Oikawa melihatku dengan tatapan lega kemudian memelukku. Aku tidak yakin tapi aku sekilas mendengar dia bergumam “Syukurlah,”. Seperti yang kubilang aku tidak yakin karena bahkan suara detak jantungku terdengar olehku sendiri. Aku gugup karena Oikawa tidak pernah memelukku seperti ini.
“Oikawa-kun,” Oikawa membalas panggilanku dengan gumaman. “Kau baik-baik saja? Kenapa tiba-tiba kau memelukku?”
“Karena aku menyukaimu.” Ucap Oikawa.
Aku tidak tahu seperti apa ekspresi Oikawa sekarang , yang aku tahu wajahku pasti sudah memerah. Aku tidak pernah menyangka akan mendapatkan pernyataan cinta seperti ini. Dan itu dari seseorang yang kucintai, Oikawa Tooru.
“Sahabat Iwa-chan. Aku ingin kamu menjadi pacar.. Ah tidak. Maksudku mulai malam ini kita pacaran.”
Aku menarik diriku agar aku bisa melihat ekspresi Oikawa. Dia tersenyum dengan tampan kepadaku. Hal itu membuatku tersenyum dan menggumamkan terimakasih yang dibalas dengan sentuhan di kepalaku.
“Baiklah, sahabat Hajime-kun.” Jawabku sambil tersenyum. “Tapi kenapa kau memanggilku ‘sahabat Iwa-chan’. Kau bisa saja memanggil namaku atau panggilan yang lain kan?”

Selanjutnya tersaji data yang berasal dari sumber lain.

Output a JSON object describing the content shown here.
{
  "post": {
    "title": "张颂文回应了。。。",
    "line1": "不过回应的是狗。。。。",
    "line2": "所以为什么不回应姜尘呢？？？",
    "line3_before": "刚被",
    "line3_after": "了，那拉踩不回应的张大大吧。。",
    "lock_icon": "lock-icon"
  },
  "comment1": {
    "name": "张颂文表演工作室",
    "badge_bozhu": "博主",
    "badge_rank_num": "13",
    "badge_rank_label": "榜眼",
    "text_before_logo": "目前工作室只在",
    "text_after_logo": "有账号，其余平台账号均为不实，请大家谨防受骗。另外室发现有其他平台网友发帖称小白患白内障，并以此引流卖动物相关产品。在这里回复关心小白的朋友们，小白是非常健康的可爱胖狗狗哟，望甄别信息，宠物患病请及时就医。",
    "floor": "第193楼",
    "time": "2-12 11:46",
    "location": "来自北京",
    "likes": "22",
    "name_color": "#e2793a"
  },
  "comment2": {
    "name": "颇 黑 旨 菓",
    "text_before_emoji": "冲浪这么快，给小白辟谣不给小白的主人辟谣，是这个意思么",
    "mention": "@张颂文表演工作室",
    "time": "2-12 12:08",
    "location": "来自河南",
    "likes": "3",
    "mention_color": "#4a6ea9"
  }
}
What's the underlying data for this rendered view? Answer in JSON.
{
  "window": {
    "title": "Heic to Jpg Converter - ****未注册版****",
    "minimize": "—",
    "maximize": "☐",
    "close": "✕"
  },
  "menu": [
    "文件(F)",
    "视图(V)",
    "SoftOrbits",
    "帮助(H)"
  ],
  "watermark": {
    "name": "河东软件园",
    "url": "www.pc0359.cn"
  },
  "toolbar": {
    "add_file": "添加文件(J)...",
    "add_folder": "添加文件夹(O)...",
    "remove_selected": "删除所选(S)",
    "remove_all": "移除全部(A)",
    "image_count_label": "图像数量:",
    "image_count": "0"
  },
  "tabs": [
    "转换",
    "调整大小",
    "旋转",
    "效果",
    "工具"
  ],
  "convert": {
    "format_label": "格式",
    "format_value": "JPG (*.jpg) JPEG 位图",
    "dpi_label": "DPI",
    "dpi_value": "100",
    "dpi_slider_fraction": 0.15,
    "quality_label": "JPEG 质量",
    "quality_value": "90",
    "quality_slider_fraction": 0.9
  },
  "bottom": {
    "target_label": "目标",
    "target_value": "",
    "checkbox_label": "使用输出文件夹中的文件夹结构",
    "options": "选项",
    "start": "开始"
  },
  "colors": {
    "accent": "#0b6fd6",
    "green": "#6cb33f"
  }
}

“Hanya sebagai pengingat kalau kau dan Iwa-chan bersahabat agar aku tidak perlu cemburu setiap kali kau berdua saja denganya.”
“Ada-ada saja.” Ucapku tapi aku tidak marah. Oikawa-kun memang seperti ini. Dan aku tidak keberatan, aku masih tetap menyukainya.
“Sudah malam. Kau masuklah. Aku akan menjemputmu besok.” Ucap Oikawa.
“Bukankah rumahmu terlalu jauh? Aku bisa saja berangkat bersama Hajime-kun.”
“Tapi aku cemburu.”
Aku tersenyum sebentar sebentara Oikawa cemberut karena aku menolak tawarannya untuk menjemputku besok. Lucu sekali. Padahal tadi, dia sudah mengatakan untuk tidak cemburu dengan Hajime-kun.Yah sepertinya kalau menunggu suasana hati Oikawa-kun membaik, kami akan berada di luar lebih lama. Jadi aku mendekat pada Oikawa, berjinjit sedikit dan mencium pipinya singkat.
“Pulanglah. Kalau kau memang ingin sekali menjemputku, kau bisa datang kerumah besok. Selamat malam dan hati-hati di jalan.” Ucapku lalu masuk ke rumah meninggalkan Oikawa yang tampaknya terkejut dengan tindakanku. Tapi ya sudahlah. Kan kami sudah pacaran jadi itu hal yang wajar.
Saat aku masuk ke dalam kamar, aku mendapat pesan dari Oikawa-kun yang mengatakan bahwa dia akan menjemputku besok dan dia akan pulang dengan hati-hati dan juga terimakasih untuk ciuman singkat dariku tadi.
Ahh. Bagaimana dia bisa langsung membahas ciuman seperti ini. Aku malu.